Mahoning Valley Manufacturers Coalition Turns 5
CANFIELD, Ohio — The thought of creating a coalition of manufacturers – many of whom compete with one another for business and workplace talent – to address the shortage of skilled workers in the manufacturing sector was met with skepticism when the idea was raised more than five years ago.
Those suspicions have since evaporated. What today is the Mahoning Valley Manufacturers Coalition has addressed many of these concerns as the group has written a new chapter in the region’s manufacturing economy, its members say.
“It has been the transition point from the manufacturing community going from survival mode to collaborative mode,” says Michael Garvey, president of M-7 Technologies in Youngstown. “That not only builds the strength of the companies but builds the strength of the community.”
Garvey, Jock Buta, president of Butech Bliss in Salem, and Andreas Foerster, president of Starr Manufacturing in Vienna Township, shared their thoughts on how the coalition has helped the region’s manufacturing base over the last five years. The panel was part of the MVMC’s quarterly meeting at the Mahoning County Career and Technical Center Nov. 4.
“All of us are competitors sitting together,” Foerster observed. “It’s unprecedented that all of these companies got together in a common room to share all their worries, because the most important resource we have are the people who make a difference in your product.”
What’s taken place in the last five years has surpassed his expectations, Buta reflected, noting the efforts realized to establish a sustainable apprenticeship programs and other ways to rebuild the manufacturing workforce of the Mahoning Valley.

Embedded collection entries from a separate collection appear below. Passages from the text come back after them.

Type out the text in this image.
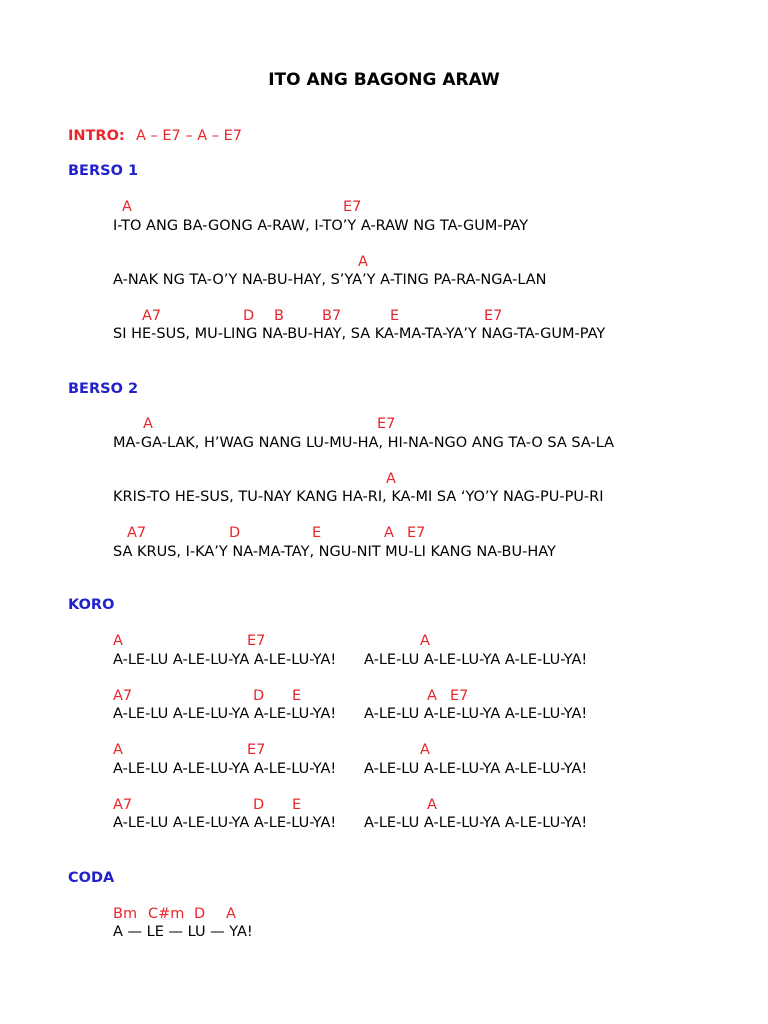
ITO ANG BAGONG ARAW
INTRO: A – E7 – A – E7
BERSO 1
A	E7
I-TO ANG BA-GONG A-RAW, I-TO’Y A-RAW NG TA-GUM-PAY
A
A-NAK NG TA-O’Y NA-BU-HAY, S’YA’Y A-TING PA-RA-NGA-LAN
A7	D B	B7	E	E7
SI HE-SUS, MU-LING NA-BU-HAY, SA KA-MA-TA-YA’Y NAG-TA-GUM-PAY
BERSO 2
A	E7
MA-GA-LAK, H’WAG NANG LU-MU-HA, HI-NA-NGO ANG TA-O SA SA-LA
A
KRIS-TO HE-SUS, TU-NAY KANG HA-RI, KA-MI SA ‘YO’Y NAG-PU-PU-RI
A7	D	E	A E7
SA KRUS, I-KA’Y NA-MA-TAY, NGU-NIT MU-LI KANG NA-BU-HAY
KORO
A	E7	A
A-LE-LU A-LE-LU-YA A-LE-LU-YA! A-LE-LU A-LE-LU-YA A-LE-LU-YA!
A7	D E	A E7
A-LE-LU A-LE-LU-YA A-LE-LU-YA! A-LE-LU A-LE-LU-YA A-LE-LU-YA!
A	E7	A
A-LE-LU A-LE-LU-YA A-LE-LU-YA! A-LE-LU A-LE-LU-YA A-LE-LU-YA!
A7	D E	A
A-LE-LU A-LE-LU-YA A-LE-LU-YA! A-LE-LU A-LE-LU-YA A-LE-LU-YA!
CODA
Bm C#m D A
A — LE — LU — YA!
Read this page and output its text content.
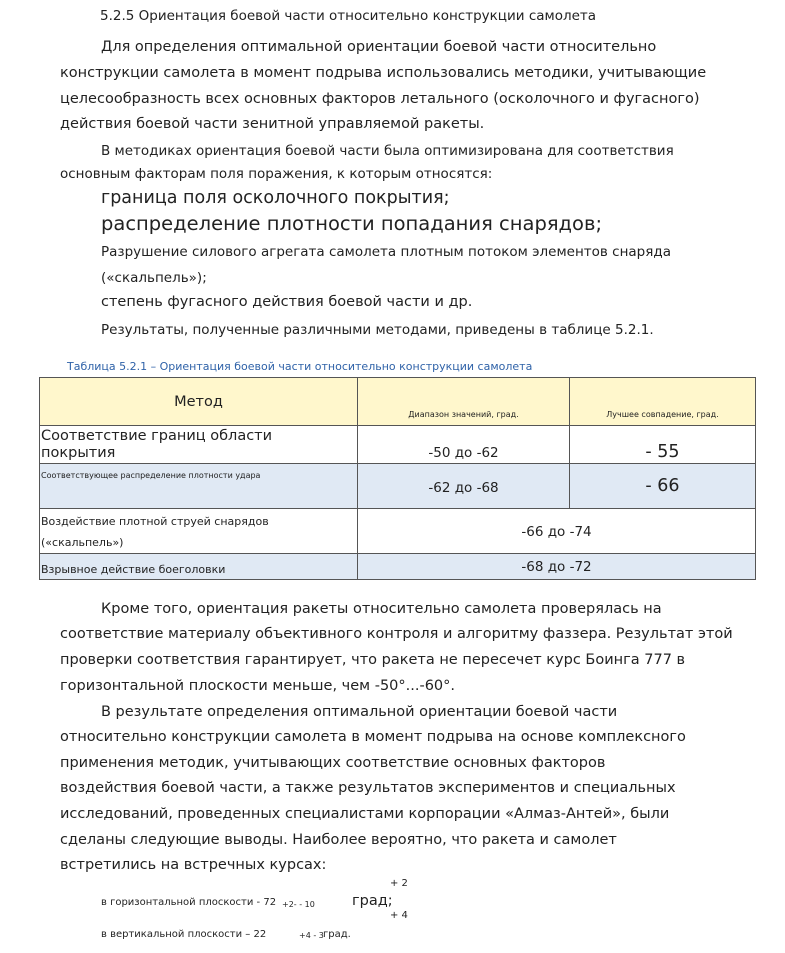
5.2.5 Ориентация боевой части относительно конструкции самолета
Для определения оптимальной ориентации боевой части относительно
конструкции самолета в момент подрыва использовались методики, учитывающие
целесообразность всех основных факторов летального (осколочного и фугасного)
действия боевой части зенитной управляемой ракеты.
В методиках ориентация боевой части была оптимизирована для соответствия
основным факторам поля поражения, к которым относятся:
граница поля осколочного покрытия;
распределение плотности попадания снарядов;
Разрушение силового агрегата самолета плотным потоком элементов снаряда
(«скальпель»);
степень фугасного действия боевой части и др.
Результаты, полученные различными методами, приведены в таблице 5.2.1.
Таблица 5.2.1 – Ориентация боевой части относительно конструкции самолета
Метод	Диапазон значений, град.	Лучшее совпадение, град.

Соответствие границ области
покрытия	-50 до -62	- 55

Соответствующее распределение плотности удара	-62 до -68	- 66

Воздействие плотной струей снарядов
(«скальпель»)	-66 до -74	

Взрывное действие боеголовки	-68 до -72	
Кроме того, ориентация ракеты относительно самолета проверялась на
соответствие материалу объективного контроля и алгоритму фаззера. Результат этой
проверки соответствия гарантирует, что ракета не пересечет курс Боинга 777 в
горизонтальной плоскости меньше, чем -50°...-60°.
В результате определения оптимальной ориентации боевой части
относительно конструкции самолета в момент подрыва на основе комплексного
применения методик, учитывающих соответствие основных факторов
воздействия боевой части, а также результатов экспериментов и специальных
исследований, проведенных специалистами корпорации «Алмаз-Антей», были
сделаны следующие выводы. Наиболее вероятно, что ракета и самолет
встретились на встречных курсах:
+ 2
в горизонтальной плоскости - 72 +2- - 10	град;
+ 4
в вертикальной плоскости – 22	+4 - 3 град.
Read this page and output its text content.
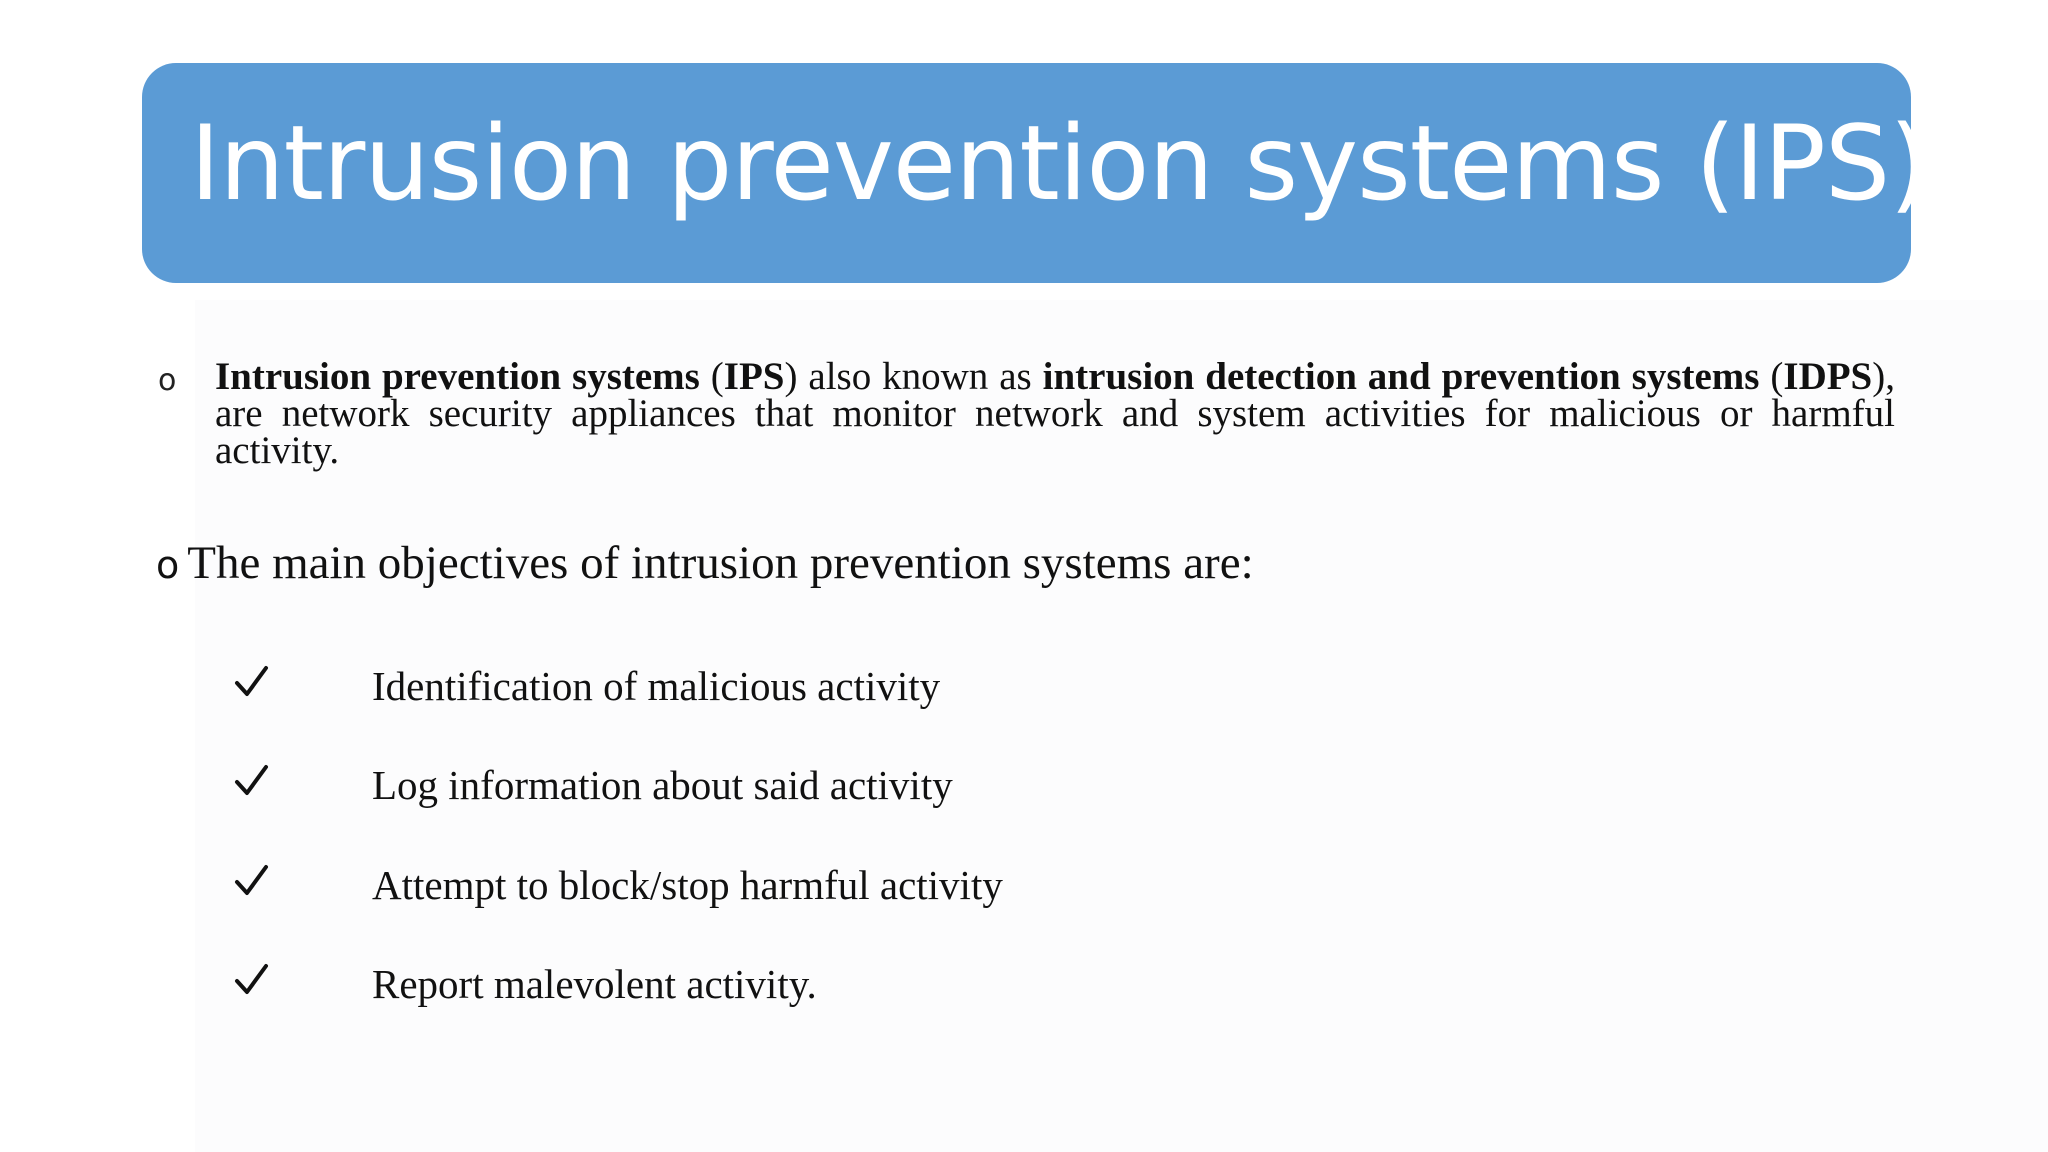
Intrusion prevention systems (IPS)
o Intrusion prevention systems (IPS) also known as intrusion detection and prevention systems (IDPS), are network security appliances that monitor network and system activities for malicious or harmful activity.
o The main objectives of intrusion prevention systems are:
Identification of malicious activity
Log information about said activity
Attempt to block/stop harmful activity
Report malevolent activity.
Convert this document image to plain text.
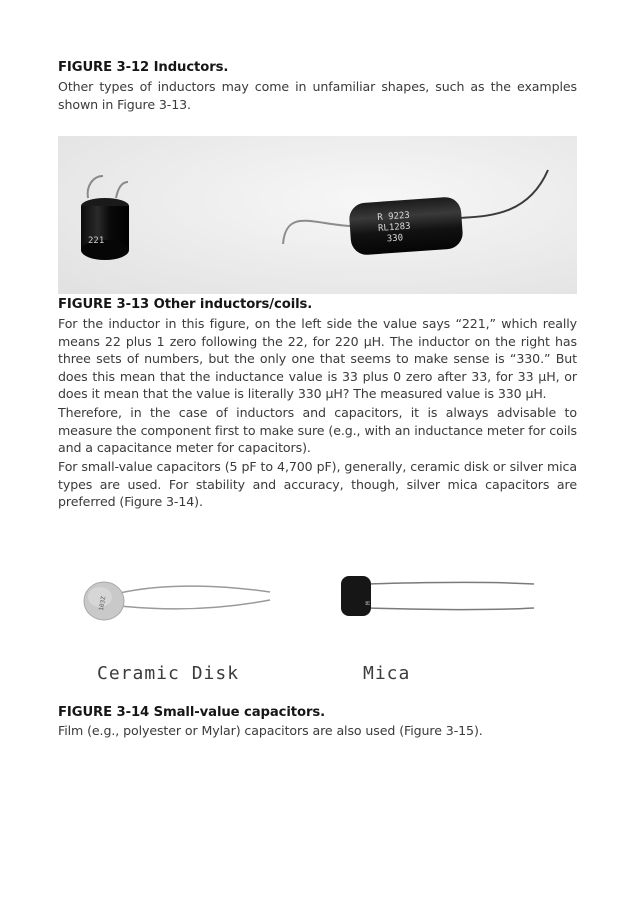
FIGURE 3-12 Inductors.

Other types of inductors may come in unfamiliar shapes, such as the examples shown in Figure 3-13.

221
R 9223
RL1283
330
FIGURE 3-13 Other inductors/coils.

For the inductor in this figure, on the left side the value says “221,” which really means 22 plus 1 zero following the 22, for 220 µH. The inductor on the right has three sets of numbers, but the only one that seems to make sense is “330.” But does this mean that the inductance value is 33 plus 0 zero after 33, for 33 µH, or does it mean that the value is literally 330 µH? The measured value is 330 µH.

Therefore, in the case of inductors and capacitors, it is always advisable to measure the component first to make sure (e.g., with an inductance meter for coils and a capacitance meter for capacitors).

For small-value capacitors (5 pF to 4,700 pF), generally, ceramic disk or silver mica types are used. For stability and accuracy, though, silver mica capacitors are preferred (Figure 3-14).

103Z	M
Ceramic Disk	Mica
FIGURE 3-14 Small-value capacitors.

Film (e.g., polyester or Mylar) capacitors are also used (Figure 3-15).
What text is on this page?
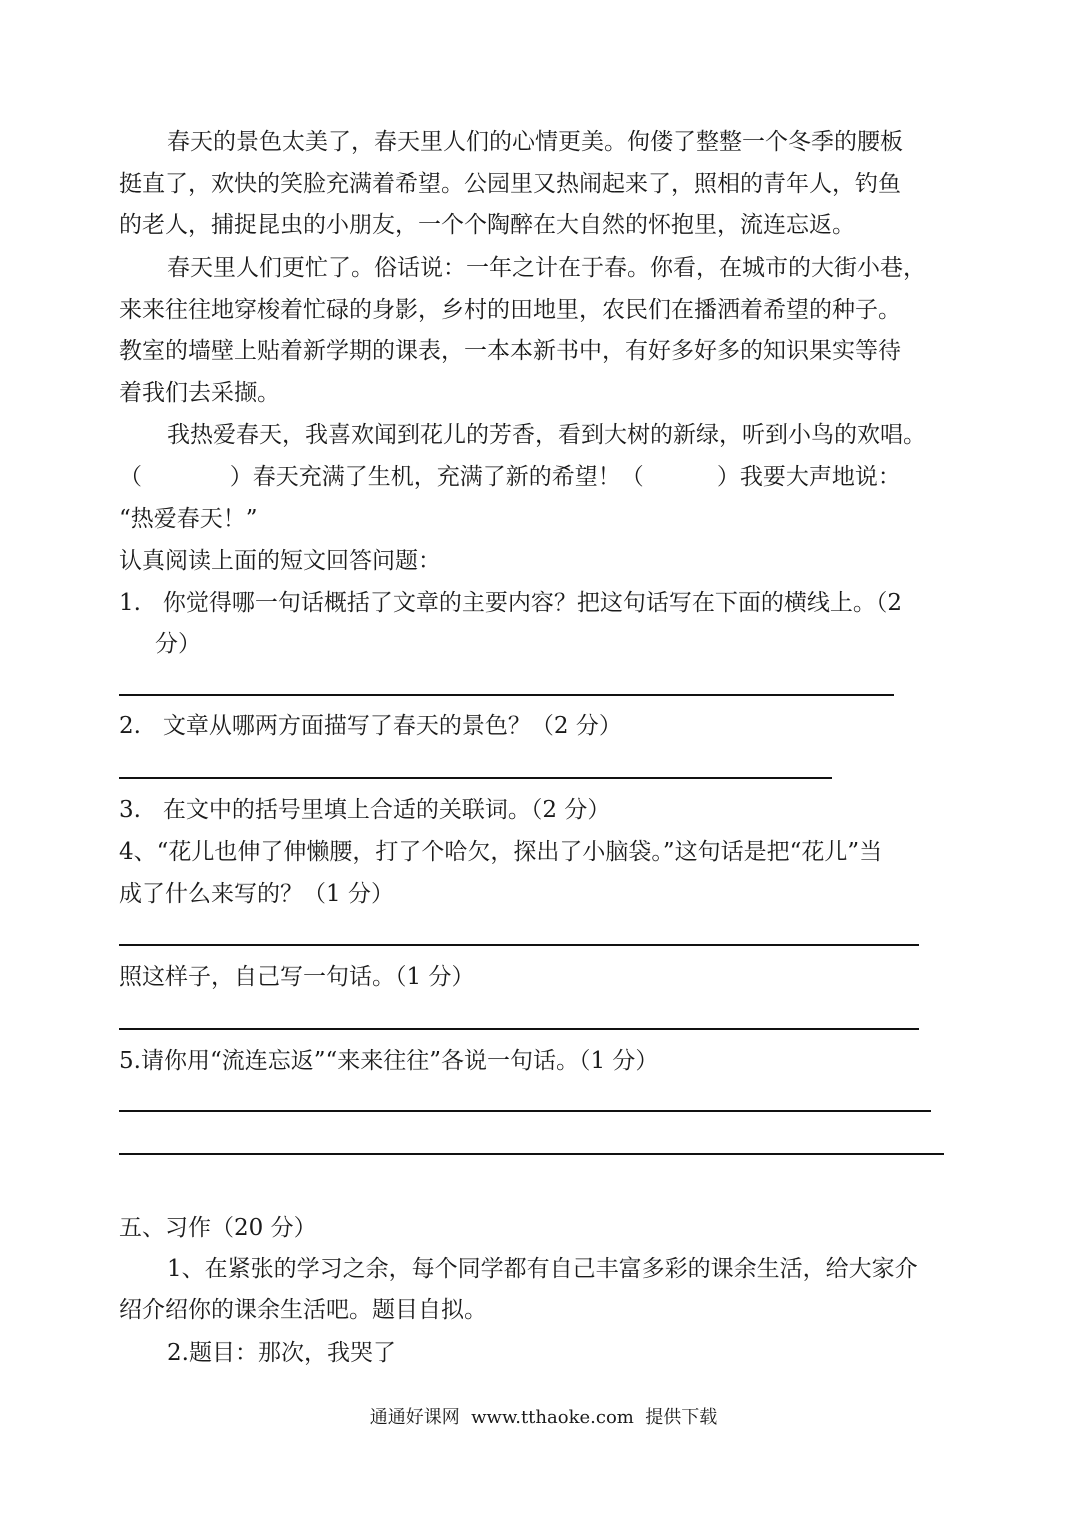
春天的景色太美了，春天里人们的心情更美。佝偻了整整一个冬季的腰板
挺直了，欢快的笑脸充满着希望。公园里又热闹起来了，照相的青年人，钓鱼
的老人，捕捉昆虫的小朋友，一个个陶醉在大自然的怀抱里，流连忘返。
春天里人们更忙了。俗话说：一年之计在于春。你看，在城市的大街小巷，
来来往往地穿梭着忙碌的身影，乡村的田地里，农民们在播洒着希望的种子。
教室的墙壁上贴着新学期的课表，一本本新书中，有好多好多的知识果实等待
着我们去采撷。
我热爱春天，我喜欢闻到花儿的芳香，看到大树的新绿，听到小鸟的欢唱。
（            ）春天充满了生机，充满了新的希望！（          ）我要大声地说：
“热爱春天！”
认真阅读上面的短文回答问题：
1.   你觉得哪一句话概括了文章的主要内容？把这句话写在下面的横线上。（2
分）
2.   文章从哪两方面描写了春天的景色？（2 分）
3.   在文中的括号里填上合适的关联词。（2 分）
4、“花儿也伸了伸懒腰，打了个哈欠，探出了小脑袋。”这句话是把“花儿”当
成了什么来写的？（1 分）
照这样子，自己写一句话。（1 分）
5.请你用“流连忘返”“来来往往”各说一句话。（1 分）
五、习作（20 分）
1、在紧张的学习之余，每个同学都有自己丰富多彩的课余生活，给大家介
绍介绍你的课余生活吧。题目自拟。
2.题目：那次，我哭了
通通好课网  www.tthaoke.com  提供下载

“We had to sell manufacturing careers. It’s a major, major issue,” he said. “It’s greatly exceeded my expectations.”
The MVMC has grown from a core group of manufacturers to a coalition composed of more than 100 members that represent private industry, development organizations, area trade schools and high schools, and universities and community colleges in the region.
Over the last five years, the MVMC has been instrumental in attracting and directing nearly $18 million in grants, scholarships and membership dues to its programs. The organization served as the lead agency for a $2.9 million grant from the Department of Labor to establish the Greater Oh-Penn Manufacturing Apprenticeship Network.
MVMC has also addressed gaps in training skills, secured outreach programs to attract younger people into the manufacturing trades, and has helped rebrand the image of manufacturing in the region.
Garvey credits broad-scale participation by local producers, economic development organizations and academic institutions as one key to making the MVMC a success.
“Without broad-scale participation, we would have never gotten $18 million in grants, never would have gotten the curriculum introduced in schools, and never would have gotten the interest of 158 apprentices going into the machining trades,” Garvey says.
Buta noted that the organization has changed the manufacturing culture in the region from shutting down apprenticeship and co-op programs into efforts to bring on additional programs.
“It’s been fantastic,” he says. “But we still have work to do. Probably the biggest one now is that there’s a gap between skills students have coming out and what is needed in the workplace.”
Garvey added that the future of manufacturing rests with advances in technology. “The biggest trend in manufacturing is that machine shops will be run from a cell phone,” he said. “We need to understand that and embrace that. Industry 4.0 is the trend, and it’s based on digital models.”
The more technically savvy the Mahoning Valley is about advanced manufacturing, the more competitive it will be in the global market, Buta added. “The reality is that we have foreign competitors who have labor costs that are a fraction of ours,” he said. “We have to win on productivity and technology, and the Mahoning Valley Manufacturers Coalition clearly has that in our sites.”
Despite the coalition’s success, challenges remain, said Executive Director Jessica Borza.
Among the priorities are expanding MVMC’s recruitment and engagement strategy, expanding its apprenticeship and pre-apprenticeship programs, new youth outreach and recruitment efforts, establishing a career pathways program in industrial maintenance and welding, and promoting shared resources within the community.
“We continue to advance the strategies that work for us over the next five years,” Borza said.